Si tratta di scale numeriche (ad es., da 1 a 9) con comportamenti ancorati, ovvero, in corrispondenza di ogni numero vi è una descrizione comportamentale, In questo modo il numero associato alla persona è ben definito dal comportamento descritto. Se invece si decidesse di lasciare solo il numero per valutare avremmo delle considerazioni parecchio soggettive. Se ci pensiamo, attribuire un 7/10 può essere qualcosa di molto diverso per ognuno di noi, se invece al 7 io associo una precisa descrizione comportamentale la valutazione diventa più oggettivo.

4. Uso delle checklist

Le checklist son frasi espresse in forma descrittiva, tipiche di un certo lavoro in cui il valutatore deve rispondere solamente con un vero/falso.

5. Utilizzo degli eventi critici

6. Utilizzo degli assessment center

7. Utilizzo delle interviste e dei questionari

Per i punti 5-6-7 vedere l’articolo relativo alla selezione del personale

Chi fa la valutazione del personale?

Chi deve occuparsi di valutare il personale? Non sempre è facile deciderlo, ma solitamente la scelta ricade su uno di questi interlocutori

1. I supervisori: si tratta di team leader, manager e dipendenti rappresentativi di un determinato gruppo, si sceglie di affidare loro la valutazione quando si ritiene che essi abbiano una prospettiva privilegiata nella valutazione del personale, tuttavia alcuni processi cognitivi fallaci possono entrare in gioco in questo senso (ad es., valutazioni di simpatia).

2. i subordinati: in fondo anche i subordinati possono valutare con grande efficacia i superiori, questa strategia molto efficace per plasmare la leadership è purtroppo raramente applicata in quanto i manager sono talvolta resistenti a farsi valutare dai propri subordinati.

3.  i colleghi

4. i clienti: far effettuare la valutazione del personale ai clienti è fondamentale quando si tratta di dipendenti a stretto contatto col pubblico. Le valutazioni del personali più grezze si basano esclusivamente sul numero di reclami, ma talvolta è possibile analizzare il personale tramite appositi questionari.

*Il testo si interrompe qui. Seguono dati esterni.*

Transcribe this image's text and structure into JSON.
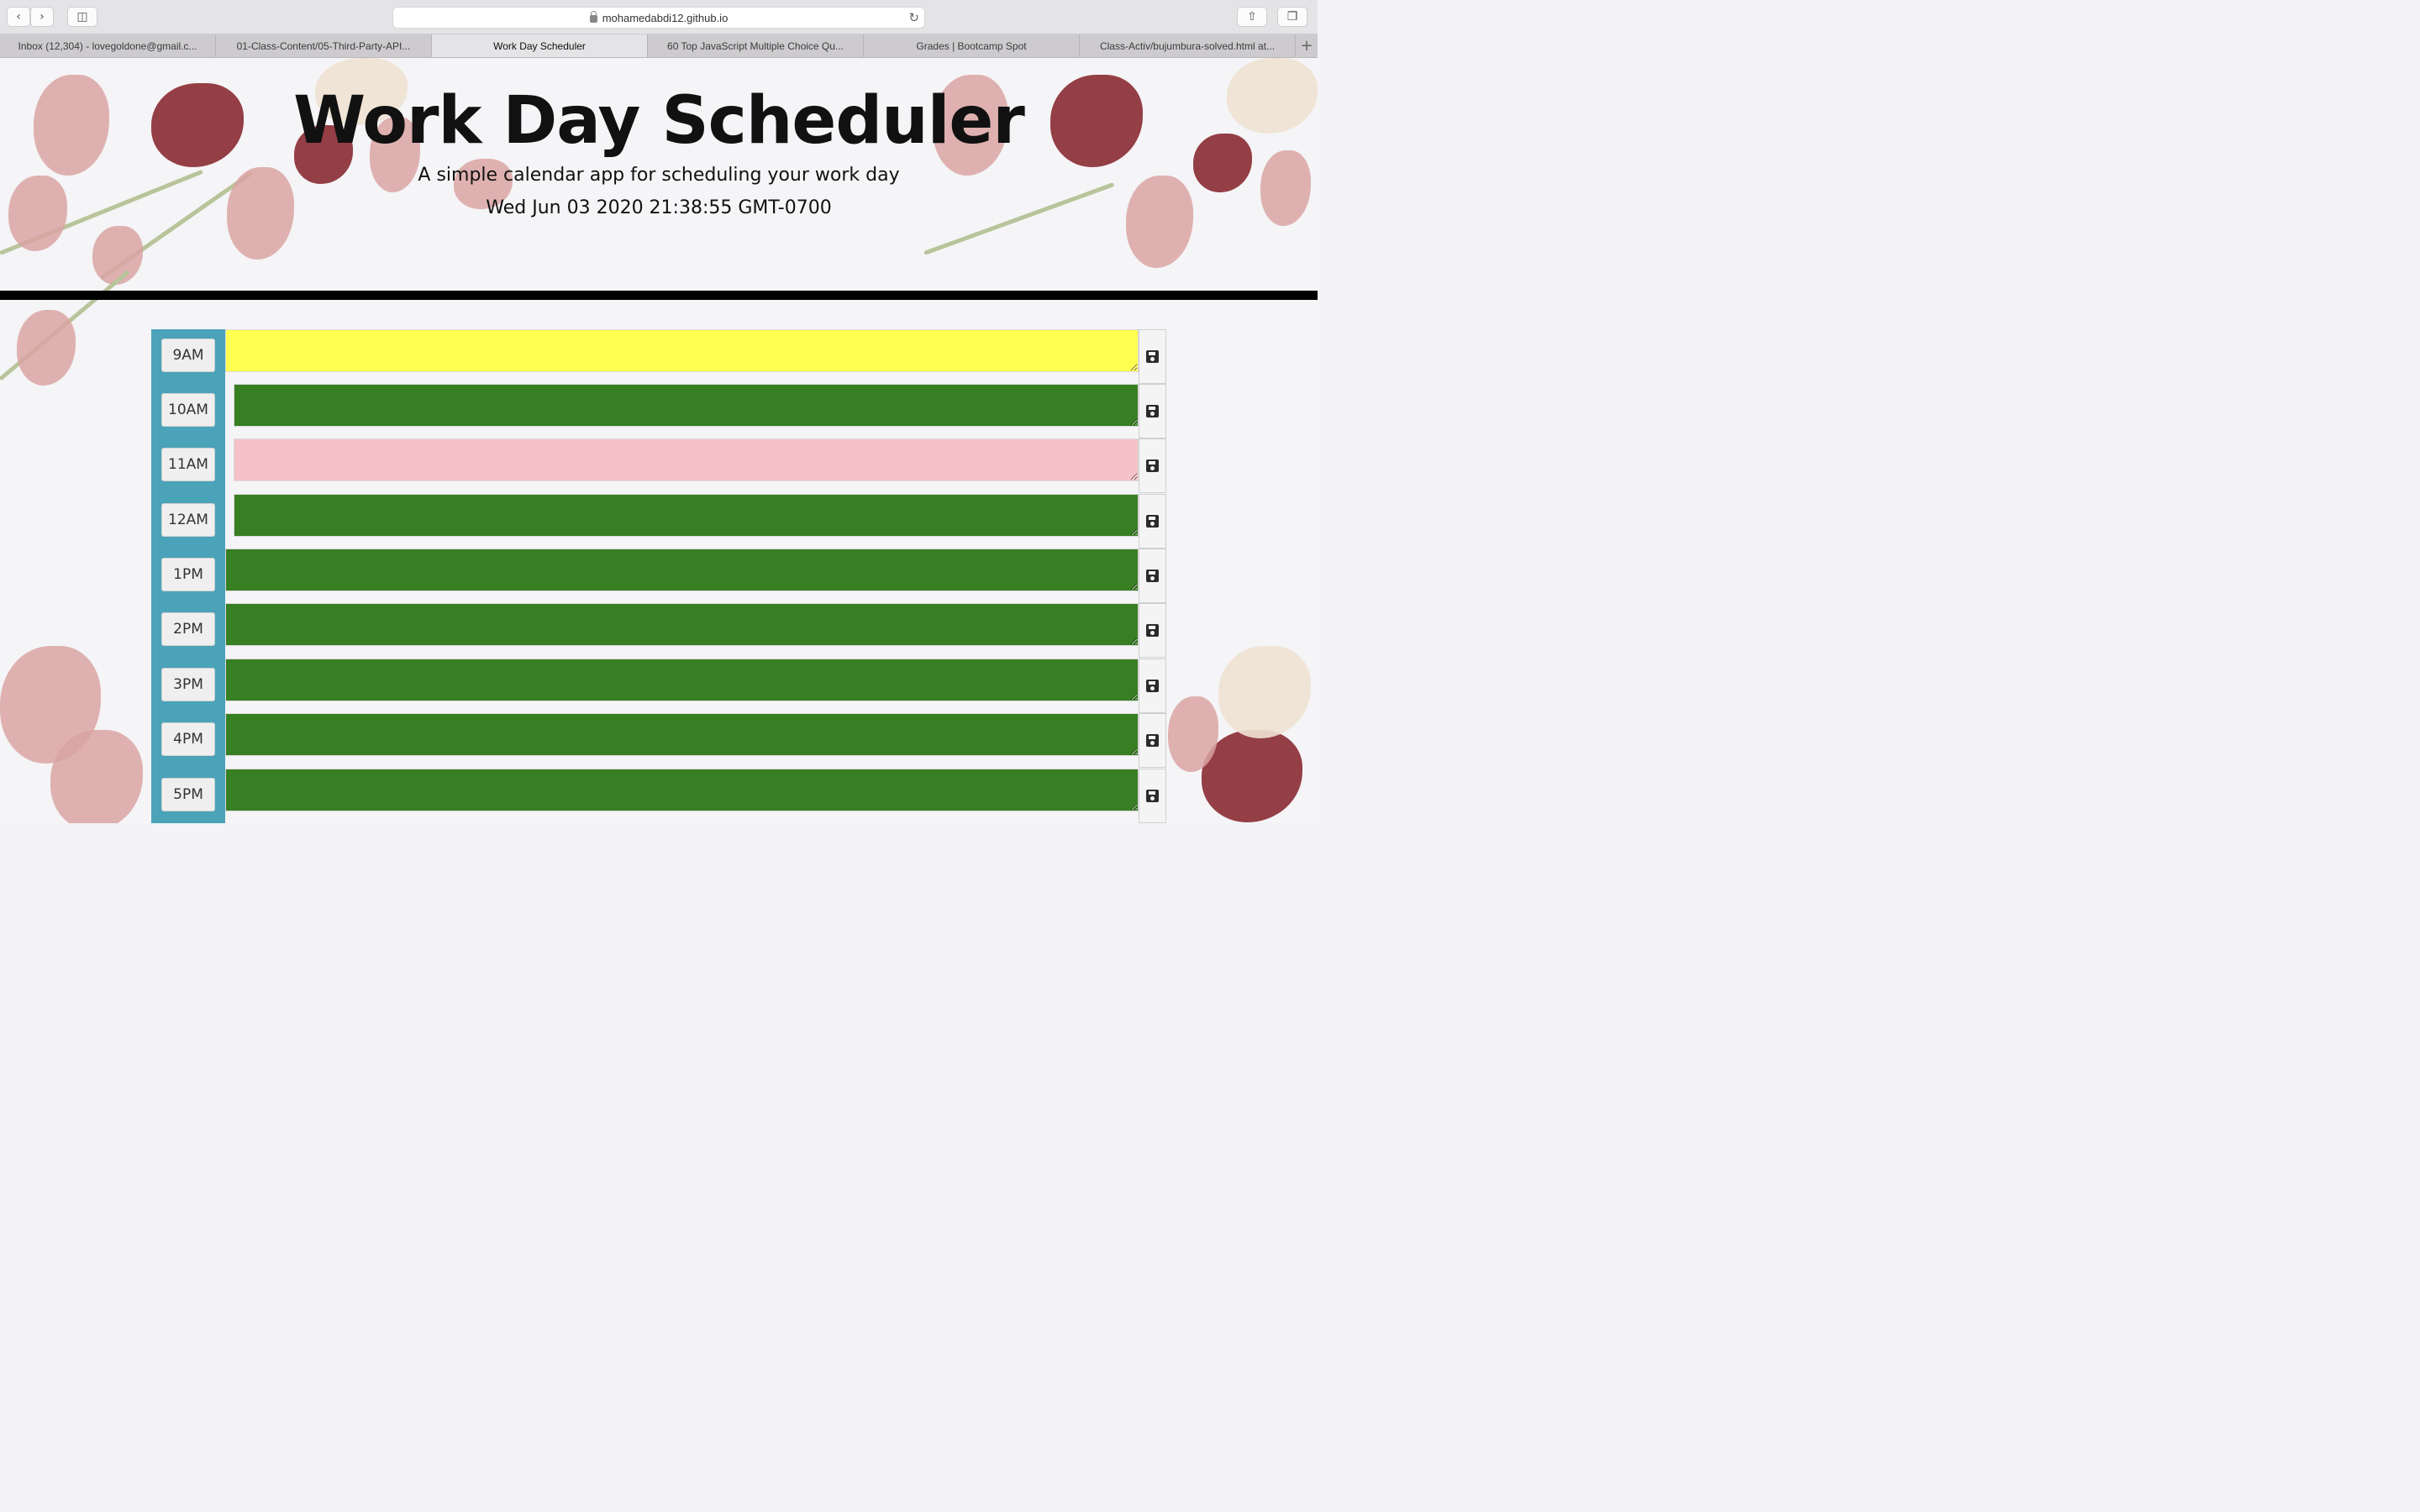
{
  "browser": {
    "url": "mohamedabdi12.github.io",
    "tabs": [
      {
        "label": "Inbox (12,304) - lovegoldone@gmail.c..."
      },
      {
        "label": "01-Class-Content/05-Third-Party-API..."
      },
      {
        "label": "Work Day Scheduler"
      },
      {
        "label": "60 Top JavaScript Multiple Choice Qu..."
      },
      {
        "label": "Grades | Bootcamp Spot"
      },
      {
        "label": "Class-Activ/bujumbura-solved.html at..."
      }
    ],
    "active_tab": 2
  },
  "header": {
    "title": "Work Day Scheduler",
    "lead": "A simple calendar app for scheduling your work day",
    "current_day": "Wed Jun 03 2020 21:38:55 GMT-0700"
  },
  "rows": [
    {
      "hour": "9AM",
      "state": "present",
      "text": ""
    },
    {
      "hour": "10AM",
      "state": "future",
      "text": ""
    },
    {
      "hour": "11AM",
      "state": "past",
      "text": ""
    },
    {
      "hour": "12AM",
      "state": "future",
      "text": ""
    },
    {
      "hour": "1PM",
      "state": "future",
      "text": ""
    },
    {
      "hour": "2PM",
      "state": "future",
      "text": ""
    },
    {
      "hour": "3PM",
      "state": "future",
      "text": ""
    },
    {
      "hour": "4PM",
      "state": "future",
      "text": ""
    },
    {
      "hour": "5PM",
      "state": "future",
      "text": ""
    }
  ],
  "colors": {
    "present": "#ffff4f",
    "future": "#377f22",
    "past": "#f6c1c8",
    "hour_column": "#4aa3b8"
  },
  "icons": {
    "back": "chevron-left-icon",
    "forward": "chevron-right-icon",
    "sidebar": "sidebar-icon",
    "lock": "lock-icon",
    "reload": "reload-icon",
    "share": "share-icon",
    "tabs_overview": "tabs-icon",
    "save": "floppy-disk-icon"
  }
}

Ognuno di questi valutatori fa alcuni errori di valutazione, nessuno di noi è infatti immune al pregiudizio e alle scorciatoie di pensiero, un modo per ridurre questo tipo di errore è il metodo multi-source, ovvero il metodo in cui si utilizza l’incrocio di diverse valutazioni.

Quando la valutazione riguarda tutti i tipi di fondti viene definita valutazione 360-degree (Garman, et al., 2004).

Il presupposto è il seguente, ogni valutatore da un contributo di osservazione diverso dal valutato, è possibile essere precisi solamente unendo il contributo di ognuno. In questo modo è più facile ottenere un contributo sulle potenzialità e sui limiti di ogni persona. Secondo le ricerche di Church et al.,(2001) e di Farr & Newman (2001), tale tipo di valutazione facilita la motivazione e l’accettazione da parte del valutato, sia nel feedback sia nel processo di valutazione.